A similar definition can be given to define what it means for a linear space to be a right $ A $-module (but is not explicitly given in the text)
If $ A $ is an algebra with product $ \cdot $, it was defined earlier in the chapter that corresponding reversed algebra denoted $ \mathrm{Rev}(A) $ is the set $ A $ with the same operations of addition and scalar multiplication on $ A $, but with a new product $ * $ called the reversed product, defined for all $ x, y \in A $ by:
$$ x * y = y \cdot x $$
The author then states that if $ A $ is an algebra and $ M $ is a right $ A $-module then $ M $ is also a left $ \mathrm{Rev}(A) $-module.
This seems intuitively obvious but I am still having a bit of difficulty in explicitly showing this because I'm not sure how the product in $ A $ or in $ \mathrm{Rev}(A) $ comes into play.

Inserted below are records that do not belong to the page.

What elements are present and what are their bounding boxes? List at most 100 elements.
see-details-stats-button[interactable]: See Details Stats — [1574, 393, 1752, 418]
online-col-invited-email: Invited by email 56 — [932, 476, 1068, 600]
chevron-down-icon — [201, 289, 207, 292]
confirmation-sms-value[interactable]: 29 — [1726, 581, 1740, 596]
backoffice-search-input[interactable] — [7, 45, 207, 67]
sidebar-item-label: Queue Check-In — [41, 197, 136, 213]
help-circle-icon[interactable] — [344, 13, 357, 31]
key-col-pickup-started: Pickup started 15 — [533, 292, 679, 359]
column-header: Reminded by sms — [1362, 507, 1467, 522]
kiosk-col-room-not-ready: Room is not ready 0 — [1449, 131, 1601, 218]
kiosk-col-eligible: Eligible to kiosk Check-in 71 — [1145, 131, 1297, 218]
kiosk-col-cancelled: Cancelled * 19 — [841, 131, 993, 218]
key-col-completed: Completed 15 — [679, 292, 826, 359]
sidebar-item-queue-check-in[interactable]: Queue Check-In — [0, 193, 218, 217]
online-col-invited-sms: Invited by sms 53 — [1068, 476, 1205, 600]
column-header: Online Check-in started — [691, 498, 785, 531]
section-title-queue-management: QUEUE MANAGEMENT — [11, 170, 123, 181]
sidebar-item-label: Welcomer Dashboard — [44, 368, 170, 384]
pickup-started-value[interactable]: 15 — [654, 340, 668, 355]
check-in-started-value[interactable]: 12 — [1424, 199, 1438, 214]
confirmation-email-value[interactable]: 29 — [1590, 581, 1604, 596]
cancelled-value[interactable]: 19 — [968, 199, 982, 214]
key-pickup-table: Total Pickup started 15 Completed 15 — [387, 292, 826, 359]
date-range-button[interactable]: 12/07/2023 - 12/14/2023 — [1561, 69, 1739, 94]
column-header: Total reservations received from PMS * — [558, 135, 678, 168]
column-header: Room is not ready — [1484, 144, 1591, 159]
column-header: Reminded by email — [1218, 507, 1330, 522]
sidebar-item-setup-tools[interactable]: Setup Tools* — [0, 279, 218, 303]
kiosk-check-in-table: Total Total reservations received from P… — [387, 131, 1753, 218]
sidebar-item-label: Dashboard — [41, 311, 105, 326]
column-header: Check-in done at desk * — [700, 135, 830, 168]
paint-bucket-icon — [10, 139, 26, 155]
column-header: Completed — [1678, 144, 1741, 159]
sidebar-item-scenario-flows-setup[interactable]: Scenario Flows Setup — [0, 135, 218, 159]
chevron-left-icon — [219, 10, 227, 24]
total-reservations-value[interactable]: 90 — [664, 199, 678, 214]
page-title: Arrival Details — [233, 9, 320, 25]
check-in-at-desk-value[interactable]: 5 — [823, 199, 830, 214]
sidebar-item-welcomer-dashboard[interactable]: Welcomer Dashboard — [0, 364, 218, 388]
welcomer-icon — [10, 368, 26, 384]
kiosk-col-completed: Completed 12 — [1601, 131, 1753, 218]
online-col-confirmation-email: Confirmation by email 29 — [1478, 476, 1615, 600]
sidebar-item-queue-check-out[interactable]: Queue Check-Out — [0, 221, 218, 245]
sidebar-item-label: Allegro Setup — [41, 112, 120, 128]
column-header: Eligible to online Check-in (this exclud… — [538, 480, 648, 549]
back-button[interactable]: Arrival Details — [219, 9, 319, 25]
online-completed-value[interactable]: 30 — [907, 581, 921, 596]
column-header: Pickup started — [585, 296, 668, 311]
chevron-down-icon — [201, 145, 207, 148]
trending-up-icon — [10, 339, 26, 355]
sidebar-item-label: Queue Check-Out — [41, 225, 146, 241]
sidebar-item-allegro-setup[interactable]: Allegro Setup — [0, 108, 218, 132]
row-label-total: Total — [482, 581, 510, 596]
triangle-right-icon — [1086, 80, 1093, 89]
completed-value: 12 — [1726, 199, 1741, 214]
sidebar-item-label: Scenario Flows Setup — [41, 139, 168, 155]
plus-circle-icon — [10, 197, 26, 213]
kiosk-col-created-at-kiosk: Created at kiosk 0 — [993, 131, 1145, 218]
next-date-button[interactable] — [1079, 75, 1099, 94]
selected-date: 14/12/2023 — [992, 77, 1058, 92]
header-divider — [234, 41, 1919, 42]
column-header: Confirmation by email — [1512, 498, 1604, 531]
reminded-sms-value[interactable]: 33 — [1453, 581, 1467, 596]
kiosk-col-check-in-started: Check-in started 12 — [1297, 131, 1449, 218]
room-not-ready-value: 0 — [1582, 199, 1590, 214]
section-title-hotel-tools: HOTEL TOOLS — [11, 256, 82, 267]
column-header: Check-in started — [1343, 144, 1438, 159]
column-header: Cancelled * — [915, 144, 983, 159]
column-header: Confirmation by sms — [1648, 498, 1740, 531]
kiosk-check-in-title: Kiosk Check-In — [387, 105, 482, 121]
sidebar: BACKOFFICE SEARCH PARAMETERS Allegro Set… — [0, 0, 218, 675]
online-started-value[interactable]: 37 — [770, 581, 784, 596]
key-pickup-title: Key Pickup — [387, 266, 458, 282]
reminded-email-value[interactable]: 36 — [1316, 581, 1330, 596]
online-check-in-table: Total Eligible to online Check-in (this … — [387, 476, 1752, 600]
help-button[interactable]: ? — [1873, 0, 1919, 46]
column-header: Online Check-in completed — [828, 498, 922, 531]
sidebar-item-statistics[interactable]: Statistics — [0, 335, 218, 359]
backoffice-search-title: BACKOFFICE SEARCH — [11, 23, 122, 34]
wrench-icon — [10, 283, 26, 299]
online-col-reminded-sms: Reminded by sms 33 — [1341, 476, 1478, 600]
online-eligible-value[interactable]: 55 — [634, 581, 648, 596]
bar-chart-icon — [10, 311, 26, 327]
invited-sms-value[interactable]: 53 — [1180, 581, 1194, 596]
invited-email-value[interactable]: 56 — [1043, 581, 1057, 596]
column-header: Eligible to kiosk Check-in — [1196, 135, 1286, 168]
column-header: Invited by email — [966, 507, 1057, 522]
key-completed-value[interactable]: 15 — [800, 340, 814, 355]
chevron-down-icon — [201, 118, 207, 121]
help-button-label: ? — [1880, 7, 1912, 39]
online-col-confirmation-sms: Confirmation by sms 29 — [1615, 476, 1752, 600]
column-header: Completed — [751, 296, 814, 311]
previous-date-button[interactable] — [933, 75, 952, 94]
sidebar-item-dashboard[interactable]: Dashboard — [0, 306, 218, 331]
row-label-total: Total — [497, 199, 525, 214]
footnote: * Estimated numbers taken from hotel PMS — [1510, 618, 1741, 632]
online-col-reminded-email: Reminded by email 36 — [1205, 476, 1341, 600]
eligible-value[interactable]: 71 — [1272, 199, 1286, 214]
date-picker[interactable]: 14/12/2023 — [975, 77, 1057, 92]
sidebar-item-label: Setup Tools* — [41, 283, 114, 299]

For example, if $ M $ is a right $ A $-module, then for every fixed $ a \in A $, $ m \to ma $ is linear. So for all $ m_1, m_2 \in M $ we have $ (m_1 + m_2)a = m_1a + m_2a $. I'm not sure how to use the reversed product here, since it is only defined between two elements of $ A $ (and $ m_1, m_2 $ may not be in $ A $?) I think I am probably missing something quite obvious and getting confused with there being three products here: the product on $ A $, the reversed product, and then the module product.
Any help would be greatly appreciated!
You don't need the product on $A$ or on $\mathrm{Rev}(A)$ in the definition of the induced left module, until the point when it turns to prove the axiom
LM3.If $M$ is a right $A$-module, then, what a surprise, $am:=ma$ defines the left $\mathrm{Rev}(A)$ action.